Nachbarschaft

Veröffentlicht am 25.09.2018 von Judith Langowski

Michael Ojake, Autor und Regisseur von „Ein Spiel namens Mut“, Premiere am 28. September in der ufaFabrik.

In einem kleinen Ort nahe der nigerianischen Stadt Lagos spielen vier Kinder „Mut“: Sie agieren wachsam und geschickt, damit ein vermeintlich Flüchtender letztlich das Tor, das die Kinder darstellen, nicht passieren kann. Es gibt nur selten einen Sieger. Durch dieses Spiel und die Gemeinschaft der Kleinstadt bringt uns Ojake in seinem Autoren- und Regiedebüt den Geschichten hinter den Flüchtenden aus Westafrika näher. Sein Stück „Ein Spiel namens Mut“ debütierte bei den diesjährigen Ruhrfestspielen und feiert am Freitag in der ufaFabrik Premiere. Wir verlosen 2×2 Karten, mehr dazu weiter unten bei „Kultur“.

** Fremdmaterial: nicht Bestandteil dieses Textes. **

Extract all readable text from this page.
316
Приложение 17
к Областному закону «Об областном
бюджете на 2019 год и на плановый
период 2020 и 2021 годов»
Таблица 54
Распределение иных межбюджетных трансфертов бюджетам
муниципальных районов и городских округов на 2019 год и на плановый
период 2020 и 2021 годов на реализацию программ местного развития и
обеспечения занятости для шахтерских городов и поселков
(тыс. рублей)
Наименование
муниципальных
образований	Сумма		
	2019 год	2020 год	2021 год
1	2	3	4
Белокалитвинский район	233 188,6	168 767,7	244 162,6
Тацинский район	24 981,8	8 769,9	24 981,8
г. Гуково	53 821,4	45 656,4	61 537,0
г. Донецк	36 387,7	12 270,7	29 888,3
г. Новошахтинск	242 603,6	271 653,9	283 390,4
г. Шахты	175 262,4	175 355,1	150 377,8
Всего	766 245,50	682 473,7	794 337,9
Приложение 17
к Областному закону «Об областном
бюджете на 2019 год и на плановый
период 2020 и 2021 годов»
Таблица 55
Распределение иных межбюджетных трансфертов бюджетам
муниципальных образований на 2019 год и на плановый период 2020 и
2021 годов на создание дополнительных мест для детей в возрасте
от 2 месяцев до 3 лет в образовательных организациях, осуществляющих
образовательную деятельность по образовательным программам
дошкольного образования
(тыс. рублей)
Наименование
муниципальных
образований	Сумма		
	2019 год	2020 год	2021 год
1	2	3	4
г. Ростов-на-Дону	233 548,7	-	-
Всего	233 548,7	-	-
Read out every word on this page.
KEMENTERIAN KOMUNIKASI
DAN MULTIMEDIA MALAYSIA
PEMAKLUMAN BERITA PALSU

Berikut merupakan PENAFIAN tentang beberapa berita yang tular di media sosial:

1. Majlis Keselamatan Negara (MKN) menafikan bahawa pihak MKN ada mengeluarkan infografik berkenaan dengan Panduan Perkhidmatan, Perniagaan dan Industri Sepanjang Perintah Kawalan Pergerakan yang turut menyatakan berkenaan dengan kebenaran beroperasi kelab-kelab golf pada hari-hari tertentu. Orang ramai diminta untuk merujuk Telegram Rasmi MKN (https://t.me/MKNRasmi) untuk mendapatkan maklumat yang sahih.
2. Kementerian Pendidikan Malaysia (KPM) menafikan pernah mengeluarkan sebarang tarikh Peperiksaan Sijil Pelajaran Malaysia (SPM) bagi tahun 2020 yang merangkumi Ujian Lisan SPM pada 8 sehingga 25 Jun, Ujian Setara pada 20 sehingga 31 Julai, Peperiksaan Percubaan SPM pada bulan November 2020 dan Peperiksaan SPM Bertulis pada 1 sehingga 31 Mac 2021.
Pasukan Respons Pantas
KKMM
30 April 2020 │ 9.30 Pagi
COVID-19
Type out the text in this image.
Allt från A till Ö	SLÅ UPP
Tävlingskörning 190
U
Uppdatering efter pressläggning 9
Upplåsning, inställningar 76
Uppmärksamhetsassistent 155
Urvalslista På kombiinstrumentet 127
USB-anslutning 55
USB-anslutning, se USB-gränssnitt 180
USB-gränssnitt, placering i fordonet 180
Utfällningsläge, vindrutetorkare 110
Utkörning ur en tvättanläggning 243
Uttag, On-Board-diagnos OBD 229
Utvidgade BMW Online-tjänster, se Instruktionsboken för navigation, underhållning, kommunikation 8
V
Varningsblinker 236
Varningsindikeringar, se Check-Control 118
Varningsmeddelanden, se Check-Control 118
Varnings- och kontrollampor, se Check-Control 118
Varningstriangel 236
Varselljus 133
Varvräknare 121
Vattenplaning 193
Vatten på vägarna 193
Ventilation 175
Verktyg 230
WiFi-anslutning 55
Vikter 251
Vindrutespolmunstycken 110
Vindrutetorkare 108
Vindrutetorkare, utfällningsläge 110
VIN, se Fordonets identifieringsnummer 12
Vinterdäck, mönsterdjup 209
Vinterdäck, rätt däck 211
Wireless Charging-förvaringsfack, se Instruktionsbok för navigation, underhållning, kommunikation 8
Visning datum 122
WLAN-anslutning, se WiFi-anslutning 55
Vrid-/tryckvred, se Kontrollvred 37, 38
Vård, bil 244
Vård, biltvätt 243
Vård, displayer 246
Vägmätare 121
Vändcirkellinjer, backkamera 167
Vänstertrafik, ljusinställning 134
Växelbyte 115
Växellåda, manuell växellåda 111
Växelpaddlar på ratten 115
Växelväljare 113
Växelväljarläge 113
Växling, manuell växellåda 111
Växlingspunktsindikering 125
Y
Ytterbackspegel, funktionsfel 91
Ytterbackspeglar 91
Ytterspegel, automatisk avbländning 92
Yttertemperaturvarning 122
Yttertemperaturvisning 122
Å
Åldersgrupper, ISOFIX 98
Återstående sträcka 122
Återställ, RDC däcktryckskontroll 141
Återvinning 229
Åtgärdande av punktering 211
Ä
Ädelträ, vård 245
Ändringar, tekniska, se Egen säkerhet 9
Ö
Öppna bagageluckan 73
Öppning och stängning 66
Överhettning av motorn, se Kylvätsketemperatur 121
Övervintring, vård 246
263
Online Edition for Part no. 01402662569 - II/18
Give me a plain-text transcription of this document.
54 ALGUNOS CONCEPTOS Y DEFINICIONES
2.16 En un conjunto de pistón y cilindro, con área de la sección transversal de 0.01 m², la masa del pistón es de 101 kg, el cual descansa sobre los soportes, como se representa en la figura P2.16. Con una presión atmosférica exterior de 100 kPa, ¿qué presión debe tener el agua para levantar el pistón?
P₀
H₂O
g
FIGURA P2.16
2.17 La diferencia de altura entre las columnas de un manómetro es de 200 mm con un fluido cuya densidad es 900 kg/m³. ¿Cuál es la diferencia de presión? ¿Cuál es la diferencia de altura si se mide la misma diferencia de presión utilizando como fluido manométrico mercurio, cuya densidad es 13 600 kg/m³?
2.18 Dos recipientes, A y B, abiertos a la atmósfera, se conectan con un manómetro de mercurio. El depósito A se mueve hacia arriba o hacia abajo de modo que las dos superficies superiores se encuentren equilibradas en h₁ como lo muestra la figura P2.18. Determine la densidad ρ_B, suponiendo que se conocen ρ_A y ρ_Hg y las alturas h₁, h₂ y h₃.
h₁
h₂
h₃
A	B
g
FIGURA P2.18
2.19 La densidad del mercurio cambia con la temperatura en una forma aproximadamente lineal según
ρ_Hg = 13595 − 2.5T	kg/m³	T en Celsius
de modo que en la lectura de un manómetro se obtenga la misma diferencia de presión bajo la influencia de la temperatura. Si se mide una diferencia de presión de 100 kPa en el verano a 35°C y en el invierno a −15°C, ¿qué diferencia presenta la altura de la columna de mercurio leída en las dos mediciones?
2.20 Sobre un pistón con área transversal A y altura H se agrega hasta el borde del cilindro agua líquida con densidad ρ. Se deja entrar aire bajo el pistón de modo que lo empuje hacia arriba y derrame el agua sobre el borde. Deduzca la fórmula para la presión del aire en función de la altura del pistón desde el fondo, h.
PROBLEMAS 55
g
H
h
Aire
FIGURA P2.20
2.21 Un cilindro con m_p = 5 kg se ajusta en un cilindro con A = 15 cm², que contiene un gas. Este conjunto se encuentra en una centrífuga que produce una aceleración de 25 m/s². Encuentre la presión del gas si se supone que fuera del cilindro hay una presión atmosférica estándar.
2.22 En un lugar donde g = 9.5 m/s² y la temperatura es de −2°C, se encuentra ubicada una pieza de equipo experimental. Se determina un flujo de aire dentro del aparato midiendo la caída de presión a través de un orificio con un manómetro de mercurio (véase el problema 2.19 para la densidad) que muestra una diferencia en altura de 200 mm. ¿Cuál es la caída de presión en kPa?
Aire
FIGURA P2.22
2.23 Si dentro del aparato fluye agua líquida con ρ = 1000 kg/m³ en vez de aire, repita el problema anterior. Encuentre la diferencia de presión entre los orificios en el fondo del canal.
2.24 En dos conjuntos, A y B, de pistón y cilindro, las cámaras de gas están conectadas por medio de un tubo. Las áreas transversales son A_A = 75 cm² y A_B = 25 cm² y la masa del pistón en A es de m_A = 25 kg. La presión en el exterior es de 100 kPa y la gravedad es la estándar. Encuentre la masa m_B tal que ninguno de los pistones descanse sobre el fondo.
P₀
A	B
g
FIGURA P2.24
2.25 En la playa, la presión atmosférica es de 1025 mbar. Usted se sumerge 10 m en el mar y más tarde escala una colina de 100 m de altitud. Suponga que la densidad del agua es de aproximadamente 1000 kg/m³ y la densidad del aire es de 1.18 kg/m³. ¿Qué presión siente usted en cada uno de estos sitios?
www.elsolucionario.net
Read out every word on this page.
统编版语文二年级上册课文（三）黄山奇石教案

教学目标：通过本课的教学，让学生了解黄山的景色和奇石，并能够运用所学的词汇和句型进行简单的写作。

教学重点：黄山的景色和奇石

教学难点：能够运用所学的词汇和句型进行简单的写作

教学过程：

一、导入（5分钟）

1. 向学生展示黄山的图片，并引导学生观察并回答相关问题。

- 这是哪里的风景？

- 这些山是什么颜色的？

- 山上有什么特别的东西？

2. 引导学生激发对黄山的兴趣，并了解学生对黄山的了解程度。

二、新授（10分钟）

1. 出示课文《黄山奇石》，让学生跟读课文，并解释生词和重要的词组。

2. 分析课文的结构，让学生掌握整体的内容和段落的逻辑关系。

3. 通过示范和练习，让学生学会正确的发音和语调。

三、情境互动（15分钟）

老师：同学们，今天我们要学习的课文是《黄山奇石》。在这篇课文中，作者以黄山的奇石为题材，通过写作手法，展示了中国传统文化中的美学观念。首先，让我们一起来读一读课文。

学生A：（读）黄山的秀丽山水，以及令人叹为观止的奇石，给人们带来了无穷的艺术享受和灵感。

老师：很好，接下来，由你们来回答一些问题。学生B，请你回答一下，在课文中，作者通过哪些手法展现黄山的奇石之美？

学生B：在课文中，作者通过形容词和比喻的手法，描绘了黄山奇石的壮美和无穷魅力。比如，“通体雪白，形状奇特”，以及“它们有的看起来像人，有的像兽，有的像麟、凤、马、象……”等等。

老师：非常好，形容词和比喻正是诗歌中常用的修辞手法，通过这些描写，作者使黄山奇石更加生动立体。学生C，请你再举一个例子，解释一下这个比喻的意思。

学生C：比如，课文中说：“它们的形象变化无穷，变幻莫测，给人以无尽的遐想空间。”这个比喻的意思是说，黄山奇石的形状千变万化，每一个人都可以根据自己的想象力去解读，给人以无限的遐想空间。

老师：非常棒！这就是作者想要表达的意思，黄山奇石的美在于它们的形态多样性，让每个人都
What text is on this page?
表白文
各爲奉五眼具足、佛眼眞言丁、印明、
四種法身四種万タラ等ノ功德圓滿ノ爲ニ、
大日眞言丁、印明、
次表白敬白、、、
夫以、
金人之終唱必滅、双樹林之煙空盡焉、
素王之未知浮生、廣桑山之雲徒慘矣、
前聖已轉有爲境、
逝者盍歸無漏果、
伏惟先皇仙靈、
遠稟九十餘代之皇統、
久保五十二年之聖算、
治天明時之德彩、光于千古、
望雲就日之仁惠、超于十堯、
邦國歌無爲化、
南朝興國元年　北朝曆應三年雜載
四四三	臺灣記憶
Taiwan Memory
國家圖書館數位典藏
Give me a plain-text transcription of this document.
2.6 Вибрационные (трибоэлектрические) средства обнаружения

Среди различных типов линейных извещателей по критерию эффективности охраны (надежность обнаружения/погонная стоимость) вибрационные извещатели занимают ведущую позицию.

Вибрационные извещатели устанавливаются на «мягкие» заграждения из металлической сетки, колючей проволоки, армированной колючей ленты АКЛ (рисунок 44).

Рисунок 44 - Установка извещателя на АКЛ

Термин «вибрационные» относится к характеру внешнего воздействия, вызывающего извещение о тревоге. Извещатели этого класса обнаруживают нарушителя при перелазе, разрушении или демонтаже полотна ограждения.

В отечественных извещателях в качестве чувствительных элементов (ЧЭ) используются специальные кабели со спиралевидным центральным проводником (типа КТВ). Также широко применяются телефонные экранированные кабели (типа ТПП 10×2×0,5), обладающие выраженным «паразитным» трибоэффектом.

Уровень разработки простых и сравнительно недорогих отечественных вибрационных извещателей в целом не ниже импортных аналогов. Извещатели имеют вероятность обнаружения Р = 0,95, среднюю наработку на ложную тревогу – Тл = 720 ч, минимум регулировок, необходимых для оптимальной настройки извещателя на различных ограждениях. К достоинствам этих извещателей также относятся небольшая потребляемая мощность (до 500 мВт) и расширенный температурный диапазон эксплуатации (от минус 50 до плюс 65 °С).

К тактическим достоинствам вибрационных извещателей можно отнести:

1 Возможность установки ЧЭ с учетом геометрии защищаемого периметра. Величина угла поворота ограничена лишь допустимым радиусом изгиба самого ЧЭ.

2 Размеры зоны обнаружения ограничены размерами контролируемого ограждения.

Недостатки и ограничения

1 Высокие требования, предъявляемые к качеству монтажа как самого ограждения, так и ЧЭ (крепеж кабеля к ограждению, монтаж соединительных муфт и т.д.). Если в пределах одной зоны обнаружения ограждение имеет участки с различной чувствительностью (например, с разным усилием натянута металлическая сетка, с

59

Herr Ojake, wie ist ihr Drehbuch zu „Ein Spiel namens Mut“ entstanden? Fälle, bei denen Flüchtende in Europa Gewalt erfahren, wie der Fall Oury Jalloh, beschäftigen mich schon lange. Mit dem Stück möchte ich die Geschichte dieser Menschen näherbringen, die wir oft nicht erfahren, oder nur, wenn die Person gestorben ist. Ich habe mit dem Ort angefangen, der mir vertraut ist. Die Gemeinschaft des kleinen Ortes erinnert mich an die nigerianische Kleinstadt, in der ich aufgewachsen bin. Es ist ein ideales Setting, um die Geschichte eines Mannes zu erzählen, der nichts hat und sich auf die große Reise nach Europa aufmacht.

Sie sind mit 21 Jahren nach Europa emigriert: Damals haben Sie in Bulgarien Schauspiel und Puppenspiel studiert. Was haben Sie sich gedacht, als Sie angekommen sind? Die Kälte war schrecklich! Ich hatte vom Winter gehört – aber man muss ihn erleben, um zu wissen was das ist. Wir können uns vieles nicht vorstellen, was in Europa passiert und umgekehrt ist es genauso. Es hat ein paar Jahre gedauert, bis ich das verstanden habe. Zum Beispiel sind die zwischenmenschlichen Beziehungen in Europa und Afrika sehr unterschiedlich: Familie ist bei uns viel enger, der Respekt stärker.

Wie reagiert die Familie, wenn sie erfährt, dass der Sohn oder Neffe die Flucht nicht geschafft hat? Da kommen verschiedene Faktoren zusammen. Vor allem fühlen die Eltern eine unbeschreibliche Traurigkeit und fragen sich: Warum haben wir nicht mehr gegen den Wunsch des Kindes gesteuert, weg zu gehen?

Möchten Sie das Stück auch in Nigeria zeigen? Ich würde es gerne in vielen afrikanischen Ländern zeigen. Das Stück habe ich ursprünglich auf Englisch geschrieben und ins Deutsche übersetzt. Also könnten wir einfach die englische Version spielen. Und es ist dort genauso relevant wie hier. Ich habe den Zielort in Europa bewusst offen gelassen. Wir wissen, dass die jungen Menschen unbedingt nach Übersee wollen.